In a statement on Wednesday, Kamorudeen Yusuf, Personal Assistant on Special Duties to the President, confirmed that the reforms cover four key legislations: the Nigeria Tax Act 2025, Nigeria Tax Administration Act 2025, Nigeria Revenue Service (Establishment) Act 2025, and the Joint Revenue Board (Establishment) Act 2025.
The new laws bring sweeping changes. Small businesses with annual turnover below ₦100 million and assets under ₦250 million will now be exempt from corporate tax. For large firms, the corporate tax rate could be slashed from 30% to 25% at the President’s discretion.

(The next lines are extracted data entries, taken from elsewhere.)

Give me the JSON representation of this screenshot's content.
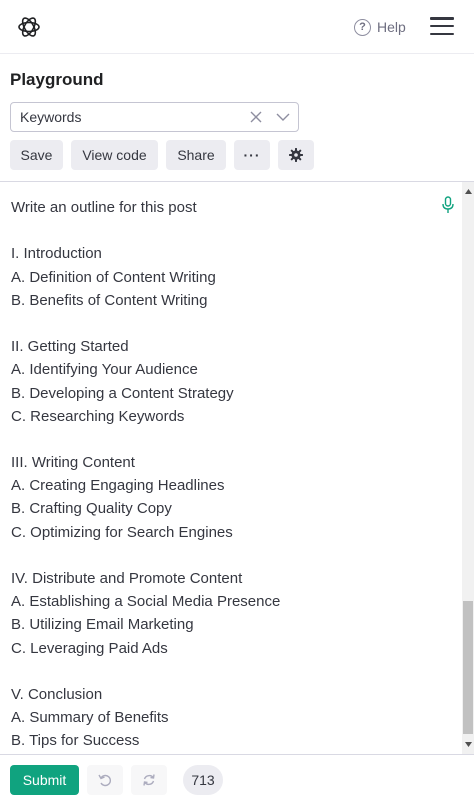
{
  "header": {
    "help_label": "Help",
    "help_icon_glyph": "?"
  },
  "playground": {
    "title": "Playground",
    "preset_select": {
      "value": "Keywords"
    },
    "buttons": {
      "save": "Save",
      "view_code": "View code",
      "share": "Share",
      "more": "···"
    }
  },
  "editor": {
    "lines": [
      "Write an outline for this post",
      "",
      "I. Introduction",
      "A. Definition of Content Writing",
      "B. Benefits of Content Writing",
      "",
      "II. Getting Started",
      "A. Identifying Your Audience",
      "B. Developing a Content Strategy",
      "C. Researching Keywords",
      "",
      "III. Writing Content",
      "A. Creating Engaging Headlines",
      "B. Crafting Quality Copy",
      "C. Optimizing for Search Engines",
      "",
      "IV. Distribute and Promote Content",
      "A. Establishing a Social Media Presence",
      "B. Utilizing Email Marketing",
      "C. Leveraging Paid Ads",
      "",
      "V. Conclusion",
      "A. Summary of Benefits",
      "B. Tips for Success"
    ]
  },
  "footer": {
    "submit": "Submit",
    "token_count": "713"
  },
  "colors": {
    "accent": "#10a37f",
    "button_bg": "#ececf1",
    "text": "#353740"
  },
  "icons": {
    "logo": "openai-logo-icon",
    "help": "help-circle-icon",
    "menu": "hamburger-menu-icon",
    "clear": "close-icon",
    "dropdown": "chevron-down-icon",
    "settings": "gear-icon",
    "mic": "microphone-icon",
    "undo": "undo-icon",
    "redo": "regenerate-icon"
  }
}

Other measures include a 5% annual tax credit for approved priority-sector projects, new “top-up” tax thresholds for local and multinational companies, and a rule allowing businesses transacting in foreign currency to pay taxes in naira at official exchange rates.
While the Nigeria Tax Act and the Nigeria Tax Administration Act will take effect from January 1, 2026, the Nigeria Revenue Service Act and Joint Revenue Board Act came into force immediately on June 26. The government says these reforms are designed to simplify taxation, ease pressure on small businesses, attract new investment, and build fiscal stability—key pillars of Tinubu’s Renewed Hope Agenda to reduce Nigeria’s reliance on oil revenues.